IMPORTANCE OF COTTON

Pakistan is the fifth largest producer of cotton in the world, the third largest exporter of raw cotton, the fourth largest consumer of cotton, and the largest exporter of cotton yarn. 1.3 million farmers (out of a total of 5 million) cultivate cotton over 3 million hectares, covering 15 per cent of the cultivable area in the country. Cotton and cotton products contribute about 10 per cent to GDP and 55 per cent to the foreign exchange earnings of the country. Taken as a whole, between 30 and 40 per cent of the cotton ends up as domestic consumption of final products. The remaining is exported as raw cotton, yarn, cloth, and garments.

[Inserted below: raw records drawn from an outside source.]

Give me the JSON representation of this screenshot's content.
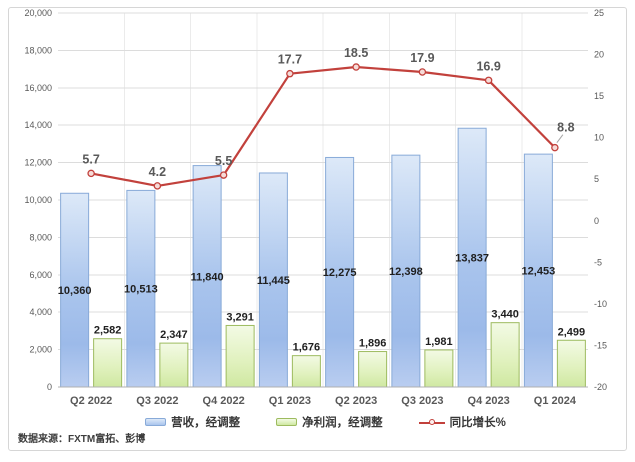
{
  "chart_data": {
    "type": "combo",
    "categories": [
      "Q2 2022",
      "Q3 2022",
      "Q4 2022",
      "Q1 2023",
      "Q2 2023",
      "Q3 2023",
      "Q4 2023",
      "Q1 2024"
    ],
    "series": [
      {
        "name": "营收，经调整",
        "type": "bar",
        "axis": "left",
        "values": [
          10360,
          10513,
          11840,
          11445,
          12275,
          12398,
          13837,
          12453
        ],
        "labels": [
          "10,360",
          "10,513",
          "11,840",
          "11,445",
          "12,275",
          "12,398",
          "13,837",
          "12,453"
        ],
        "label_position": "inside-center",
        "label_color": "#1f1f1f",
        "border": "#88aad8",
        "gradient": [
          {
            "offset": "0%",
            "color": "#dde9f8"
          },
          {
            "offset": "50%",
            "color": "#aac5ed"
          },
          {
            "offset": "78%",
            "color": "#9cbae9"
          },
          {
            "offset": "100%",
            "color": "#b9cdf0"
          }
        ]
      },
      {
        "name": "净利润，经调整",
        "type": "bar",
        "axis": "left",
        "values": [
          2582,
          2347,
          3291,
          1676,
          1896,
          1981,
          3440,
          2499
        ],
        "labels": [
          "2,582",
          "2,347",
          "3,291",
          "1,676",
          "1,896",
          "1,981",
          "3,440",
          "2,499"
        ],
        "label_position": "above",
        "label_color": "#1f1f1f",
        "border": "#9dbb5f",
        "gradient": [
          {
            "offset": "0%",
            "color": "#f3fae5"
          },
          {
            "offset": "60%",
            "color": "#e0f1bd"
          },
          {
            "offset": "100%",
            "color": "#cfe8a1"
          }
        ]
      },
      {
        "name": "同比增长%",
        "type": "line",
        "axis": "right",
        "values": [
          5.7,
          4.2,
          5.5,
          17.7,
          18.5,
          17.9,
          16.9,
          8.8
        ],
        "labels": [
          "5.7",
          "4.2",
          "5.5",
          "17.7",
          "18.5",
          "17.9",
          "16.9",
          "8.8"
        ],
        "color": "#c2413c",
        "marker_fill": "#f6dbd8",
        "label_color": "#595959"
      }
    ],
    "left_axis": {
      "min": 0,
      "max": 20000,
      "step": 2000,
      "ticks": [
        "20,000",
        "18,000",
        "16,000",
        "14,000",
        "12,000",
        "10,000",
        "8,000",
        "6,000",
        "4,000",
        "2,000",
        "0"
      ]
    },
    "right_axis": {
      "min": -20,
      "max": 25,
      "step": 5,
      "ticks": [
        "25",
        "20",
        "15",
        "10",
        "5",
        "0",
        "-5",
        "-10",
        "-15",
        "-20"
      ]
    },
    "grid": true,
    "legend_position": "bottom",
    "colors": {
      "hgrid": "#dcdcdc",
      "vgrid": "#ebebeb",
      "axis_line": "#b0b0b0",
      "tick": "#595959",
      "category": "#595959",
      "leader": "#a6a6a6",
      "frame_border": "#d6d6d6"
    },
    "source_note": "数据来源：FXTM富拓、彭博"
  }
}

Cotton production supports Pakistan’s largest industrial sector, comprising some 450 textile mills, 7 million spindles, 27,000 looms in the mill sector (including 15,000 shuttle less looms), over 250,000 looms in the non-mill sector, 700 knitwear units, 4,000 garment units (with 200,000 sewing machines), 650 dyeing and finishing units (with finishing capacity of 1,150 million square meters per year), nearly 1,000 ginneries, 300 mega oil expellers, and 15,000 to 20,000 indigenous, small scale oil expellers (kohlus). It is by any measure Pakistan’s most important economic sector.
 
Punjab being located in arid and semi-arid region, cotton is the natural crop suitable for agro-climatic conditions of central and southern Punjab for sustainable long term use of water and land resources.